The Troika tape dispenser attempts to break away from the norm – we typically see either the big-bulky desk-bound types, or the disposable light ones that comes with the tape itself. Seemingly alluding to the musical tuning fork, the design is extremely neat and delightful, while shattering the previous stereotypes of tape dispensers. It has even won quite a series of design awards, including the Good Design Award from Japan in 2006.

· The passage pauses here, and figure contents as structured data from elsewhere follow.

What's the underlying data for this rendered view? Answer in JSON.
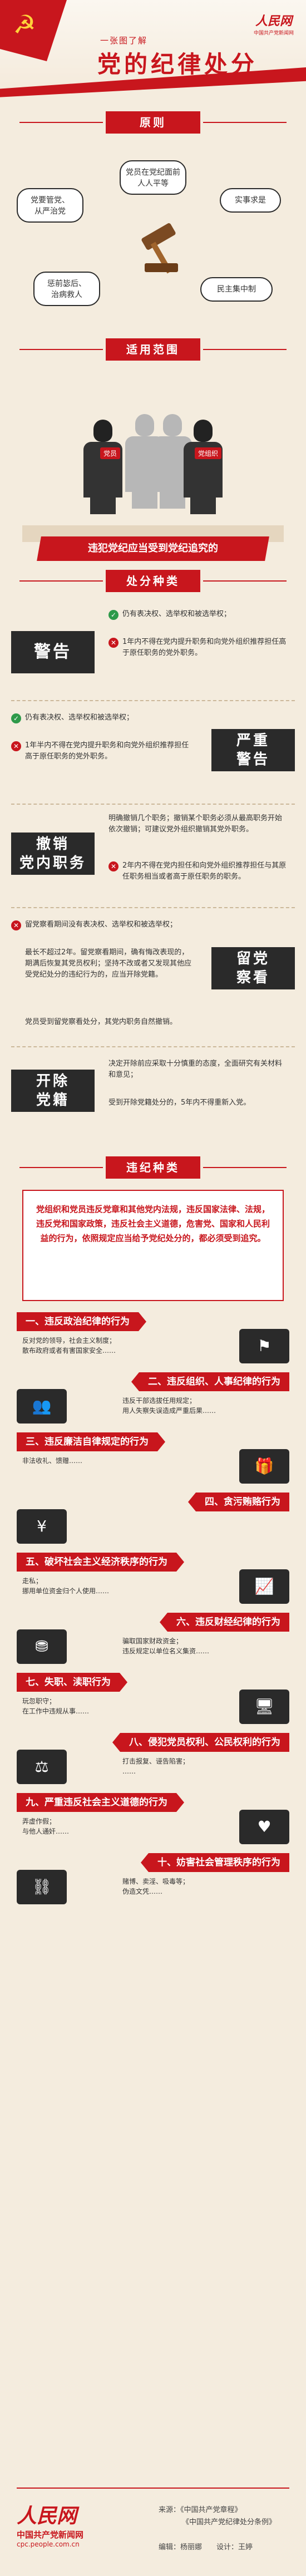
{
  "header": {
    "intro": "一张图了解",
    "title": "党的纪律处分",
    "logo_main": "人民网",
    "logo_sub": "中国共产党新闻网",
    "emblem_icon": "party-emblem-icon"
  },
  "principles": {
    "title": "原则",
    "items": [
      "党要管党、\n从严治党",
      "党员在党纪面前\n人人平等",
      "实事求是",
      "惩前毖后、\n治病救人",
      "民主集中制"
    ]
  },
  "scope": {
    "title": "适用范围",
    "tags": [
      "党员",
      "党组织"
    ],
    "bar": "违犯党纪应当受到党纪追究的"
  },
  "types": {
    "title": "处分种类",
    "list": [
      {
        "badge": "警告",
        "lines": [
          "仍有表决权、选举权和被选举权；",
          "1年内不得在党内提升职务和向党外组织推荐担任高于原任职务的党外职务。"
        ],
        "highlight": "1年内"
      },
      {
        "badge": "严重\n警告",
        "lines": [
          "仍有表决权、选举权和被选举权；",
          "1年半内不得在党内提升职务和向党外组织推荐担任高于原任职务的党外职务。"
        ],
        "highlight": "1年半内"
      },
      {
        "badge": "撤销\n党内职务",
        "lines": [
          "明确撤销几个职务；撤销某个职务必须从最高职务开始依次撤销；可建议党外组织撤销其党外职务。",
          "2年内不得在党内担任和向党外组织推荐担任与其原任职务相当或者高于原任职务的职务。"
        ],
        "highlight": "2年内"
      },
      {
        "badge": "留党\n察看",
        "lines": [
          "留党察看期间没有表决权、选举权和被选举权；",
          "最长不超过2年。留党察看期间，确有悔改表现的，期满后恢复其党员权利；坚持不改或者又发现其他应受党纪处分的违纪行为的，应当开除党籍。",
          "党员受到留党察看处分，其党内职务自然撤销。"
        ],
        "highlight": "最长不超过2年"
      },
      {
        "badge": "开除\n党籍",
        "lines": [
          "决定开除前应采取十分慎重的态度，全面研究有关材料和意见；",
          "受到开除党籍处分的，5年内不得重新入党。"
        ],
        "highlight": "5年内不得重新入党"
      }
    ]
  },
  "violations": {
    "title": "违纪种类",
    "intro": "党组织和党员违反党章和其他党内法规，违反国家法律、法规，违反党和国家政策，违反社会主义道德，危害党、国家和人民利益的行为，依照规定应当给予党纪处分的，都必须受到追究。",
    "items": [
      {
        "title": "一、违反政治纪律的行为",
        "desc": "反对党的领导，社会主义制度；\n散布政府或者有害国家安全……",
        "icon": "flag-icon",
        "side": "left"
      },
      {
        "title": "二、违反组织、人事纪律的行为",
        "desc": "违反干部选拔任用规定；\n用人失察失误造成严重后果……",
        "icon": "people-icon",
        "side": "right"
      },
      {
        "title": "三、违反廉洁自律规定的行为",
        "desc": "非法收礼、馈赠……",
        "icon": "gift-icon",
        "side": "left"
      },
      {
        "title": "四、贪污贿赂行为",
        "desc": "",
        "icon": "money-icon",
        "side": "right"
      },
      {
        "title": "五、破坏社会主义经济秩序的行为",
        "desc": "走私；\n挪用单位资金归个人使用……",
        "icon": "chart-icon",
        "side": "left"
      },
      {
        "title": "六、违反财经纪律的行为",
        "desc": "骗取国家财政资金；\n违反规定以单位名义集资……",
        "icon": "coins-icon",
        "side": "right"
      },
      {
        "title": "七、失职、渎职行为",
        "desc": "玩忽职守；\n在工作中违规从事……",
        "icon": "desk-icon",
        "side": "left"
      },
      {
        "title": "八、侵犯党员权利、公民权利的行为",
        "desc": "打击报复、诬告陷害；\n……",
        "icon": "scale-icon",
        "side": "right"
      },
      {
        "title": "九、严重违反社会主义道德的行为",
        "desc": "弄虚作假；\n与他人通奸……",
        "icon": "heart-icon",
        "side": "left"
      },
      {
        "title": "十、妨害社会管理秩序的行为",
        "desc": "赌博、卖淫、吸毒等；\n伪造文凭……",
        "icon": "handcuff-icon",
        "side": "right"
      }
    ]
  },
  "footer": {
    "logo_main": "人民网",
    "logo_sub": "中国共产党新闻网",
    "url": "cpc.people.com.cn",
    "source_label": "来源：",
    "sources": [
      "《中国共产党章程》",
      "《中国共产党纪律处分条例》"
    ],
    "credit": "编辑：杨丽娜　　设计：王婷"
  },
  "colors": {
    "primary": "#c8161d",
    "dark": "#2a2a2a",
    "background": "#f4ecde"
  }
}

But how well would it work?ROGER LiVE has a not-so-concise but certainly impassioned plea for its thoughtlessness:
Well, until you actually try and use this beautiful thingamajig: Firmly grip the handle with one hand, stick the roll of tape onto the rubber core with the other hand, place the poster with your company’s goals (or whatever) on the wall with your free hand, try and get it level, hold it firmly in place, realise you have no hand left to pull off a strip of tape, try and hold the poster with your little finger and your ring finger while pulling off the tape with the other fingers, drop the poster on the floor, swear a little bit, pick the poster up, place it on the wall and get it level again, hold it in place with your elbow, notice the poster slipping away, swear a bit more, decide to rip off four strips of tape first, stick them onto the cupboard next to you, put the adrollding aside, get the poster level AGAIN, pull the strips off the cupboard, remove half of the varnish while doing so, try and fix the poster with the bits that aren’t full of varnish, swear at the abrollding and decide to give it to some poor colleague when it’s time for Secret Santa.
What’s your verdict? Is it a good design (perhaps for shattering conventions with a fresh new form in return), or would you crucify it for its not-so-usable design? Or maybe you can actually do a better one! (This is probably another JuicySalif-like discussion). Sad to say though, this is now discontinued.